Rapidly occurring DNA excision repair events determine the biological expression of u.v.-induced damage in human cells.

We have developed a new assay which allows us to monitor the rates of repair of potentially lethal damage in u.v. (254 nm)-irradiated normal human skin fibroblasts. Using this assay we have shown that, in non-dividing cells, the majority of biologically effective excision repair is completed within 4 h following irradiation with low fluences of u.v. (1.5-6.0 J/m2). During this time, non-dividing cells removed only approximately 20% of the pyrimidine dimers induced in DNA by a u.v. fluence of 3.0 J/m2 as measured by the loss of u.v.-endonuclease-sensitive sites under identical repair conditions. The rates of repair of potentially lethal damage were also found to be independent of u.v. fluence over the range 1.5-6.0 J/m2 in non-dividing cells.

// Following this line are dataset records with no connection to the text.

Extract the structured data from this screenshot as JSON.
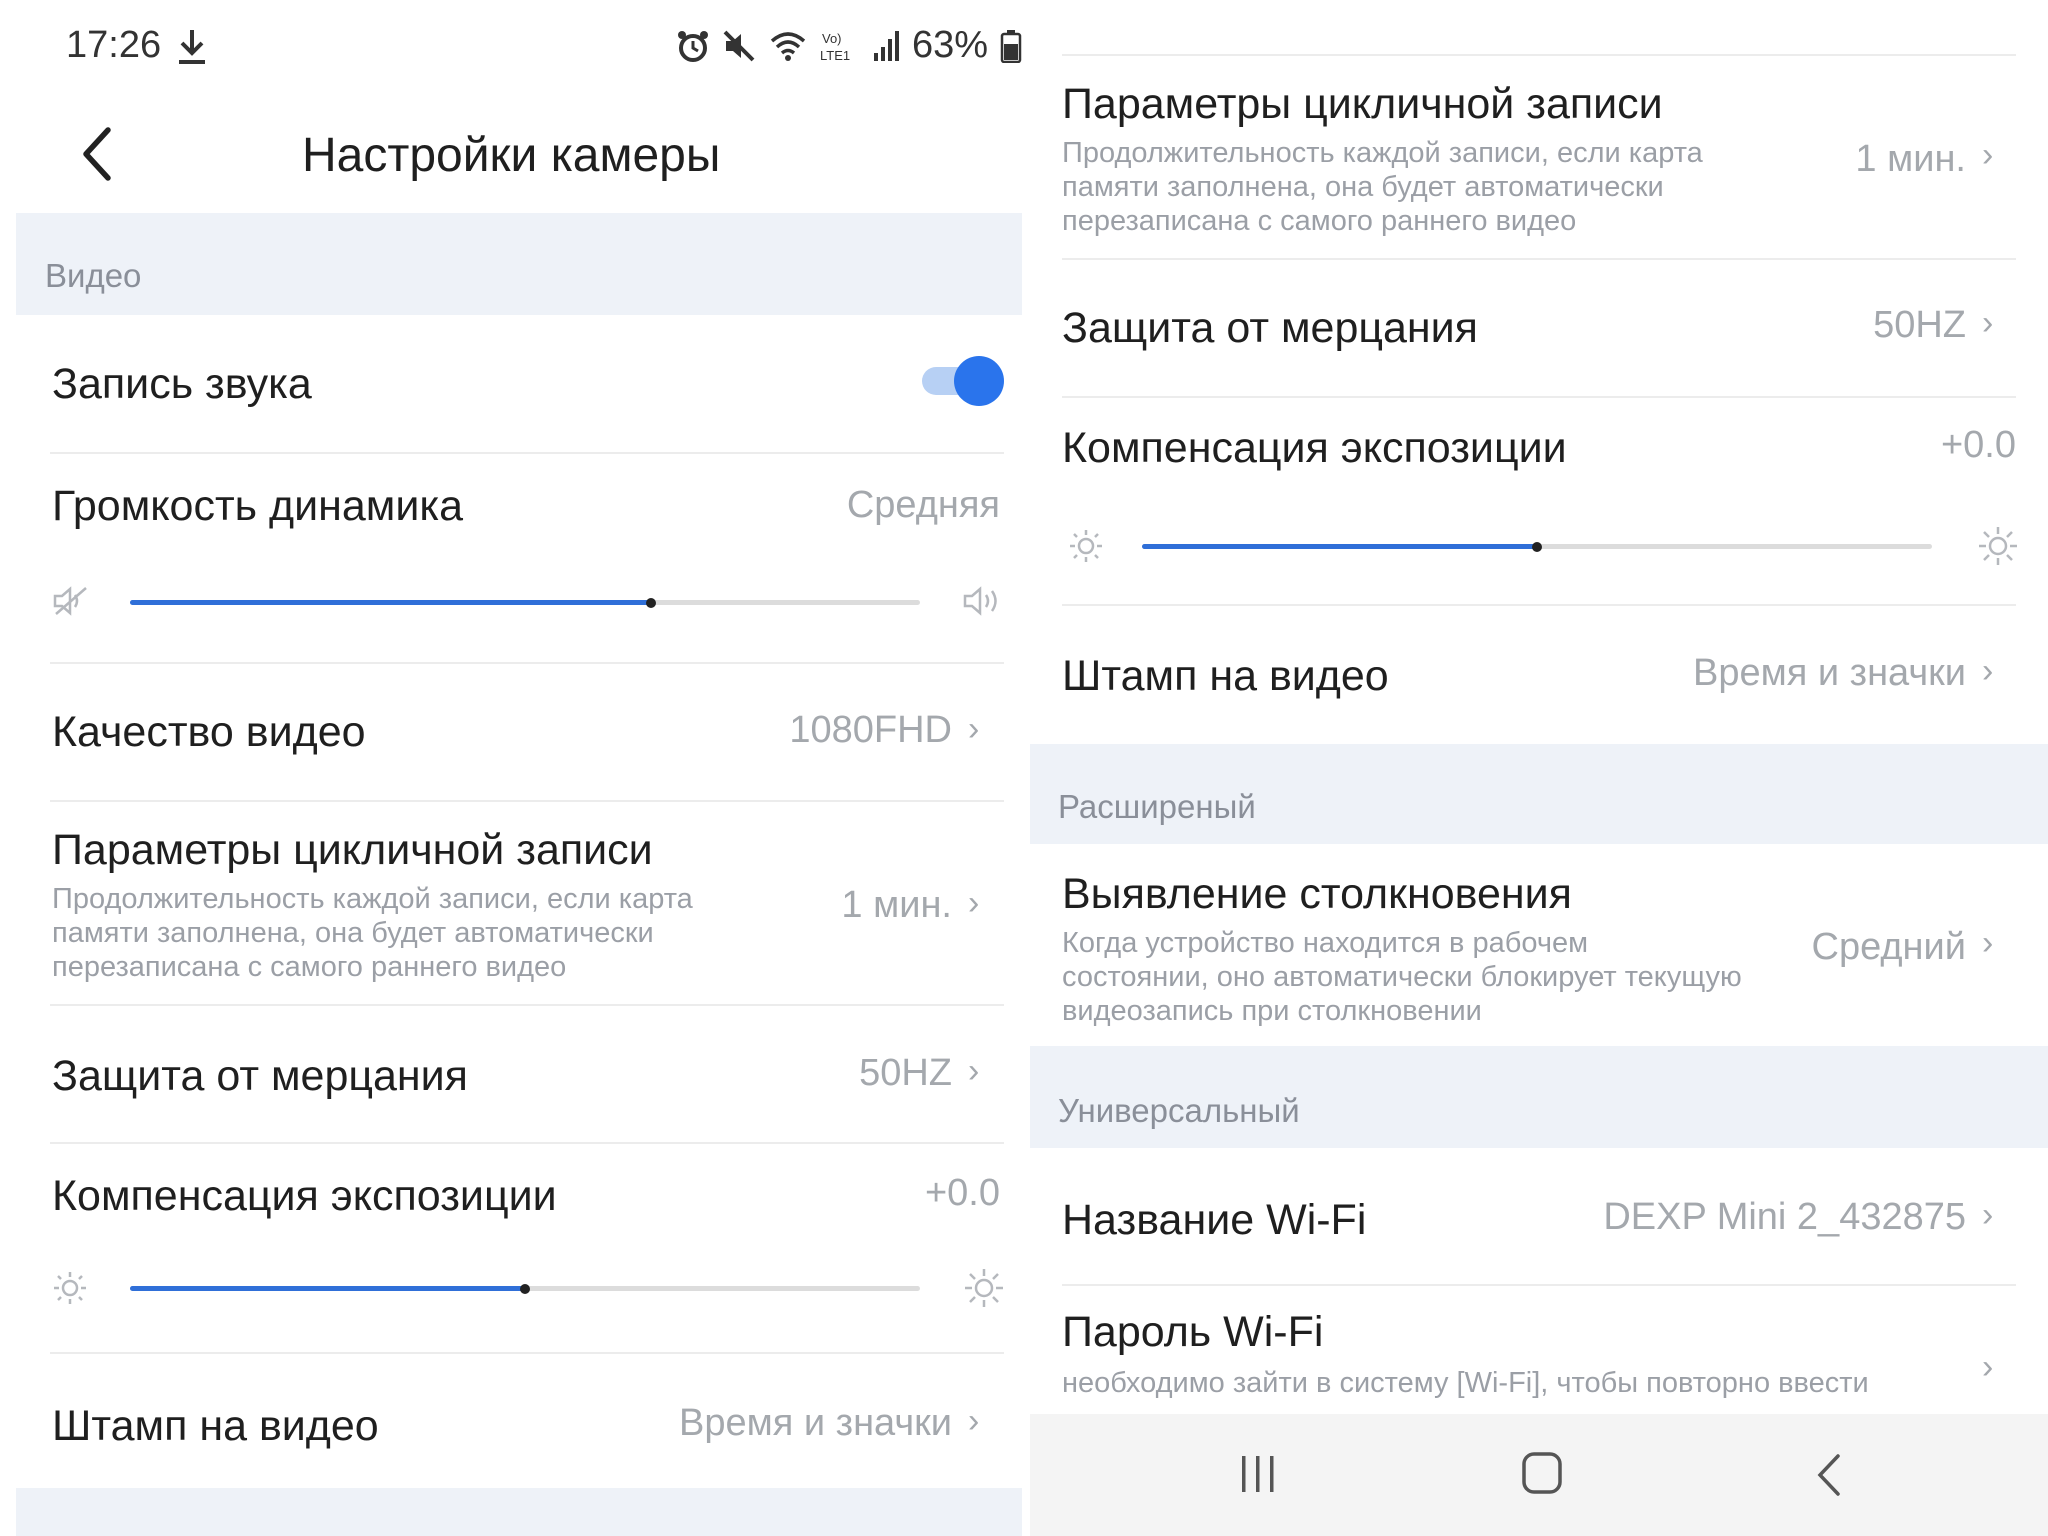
{
  "status_bar": {
    "time": "17:26",
    "battery": "63%",
    "icons": [
      "download-icon",
      "alarm-icon",
      "mute-icon",
      "wifi-icon",
      "volte-icon",
      "signal-icon",
      "battery-icon"
    ]
  },
  "header": {
    "title": "Настройки камеры",
    "back_icon": "back-icon"
  },
  "left": {
    "sections": {
      "video": "Видео"
    },
    "sound_record": {
      "label": "Запись звука",
      "enabled": true
    },
    "speaker_volume": {
      "label": "Громкость динамика",
      "value": "Средняя",
      "level_fraction": 0.66
    },
    "video_quality": {
      "label": "Качество видео",
      "value": "1080FHD"
    },
    "loop_recording": {
      "label": "Параметры цикличной записи",
      "desc_line1": "Продолжительность каждой записи, если карта",
      "desc_line2": "памяти заполнена, она будет автоматически",
      "desc_line3": "перезаписана с самого раннего видео",
      "value": "1 мин."
    },
    "flicker": {
      "label": "Защита от мерцания",
      "value": "50HZ"
    },
    "exposure": {
      "label": "Компенсация экспозиции",
      "value": "+0.0",
      "level_fraction": 0.5
    },
    "stamp": {
      "label": "Штамп на видео",
      "value": "Время и значки"
    }
  },
  "right": {
    "loop_recording": {
      "label": "Параметры цикличной записи",
      "desc_line1": "Продолжительность каждой записи, если карта",
      "desc_line2": "памяти заполнена, она будет автоматически",
      "desc_line3": "перезаписана с самого раннего видео",
      "value": "1 мин."
    },
    "flicker": {
      "label": "Защита от мерцания",
      "value": "50HZ"
    },
    "exposure": {
      "label": "Компенсация экспозиции",
      "value": "+0.0",
      "level_fraction": 0.5
    },
    "stamp": {
      "label": "Штамп на видео",
      "value": "Время и значки"
    },
    "sections": {
      "advanced": "Расширеный",
      "universal": "Универсальный"
    },
    "collision": {
      "label": "Выявление столкновения",
      "desc_line1": "Когда устройство находится в рабочем",
      "desc_line2": "состоянии, оно автоматически блокирует текущую",
      "desc_line3": "видеозапись при столкновении",
      "value": "Средний"
    },
    "wifi_name": {
      "label": "Название Wi-Fi",
      "value": "DEXP Mini 2_432875"
    },
    "wifi_password": {
      "label": "Пароль Wi-Fi",
      "desc_line1": "необходимо зайти в систему [Wi-Fi], чтобы повторно ввести"
    }
  },
  "nav_bar": {
    "icons": [
      "recents-icon",
      "home-icon",
      "back-nav-icon"
    ]
  },
  "colors": {
    "accent": "#2f6fd8",
    "section_bg": "#eef2f8",
    "muted_text": "#a4a8ad"
  }
}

In contrast, in cells irradiated in exponential growth with 1.5 J/m2, the rate of biologically effective repair was comparable with that observed in non-dividing cells but the efficiency of the repair process declined progressively with increase in u.v. fluence from 1.5 to 6.0 J/m2. Our data support the concept that the biological recovery of u.v.-irradiated cells depends on the preferential repair of damage in functionally important domains in the genome.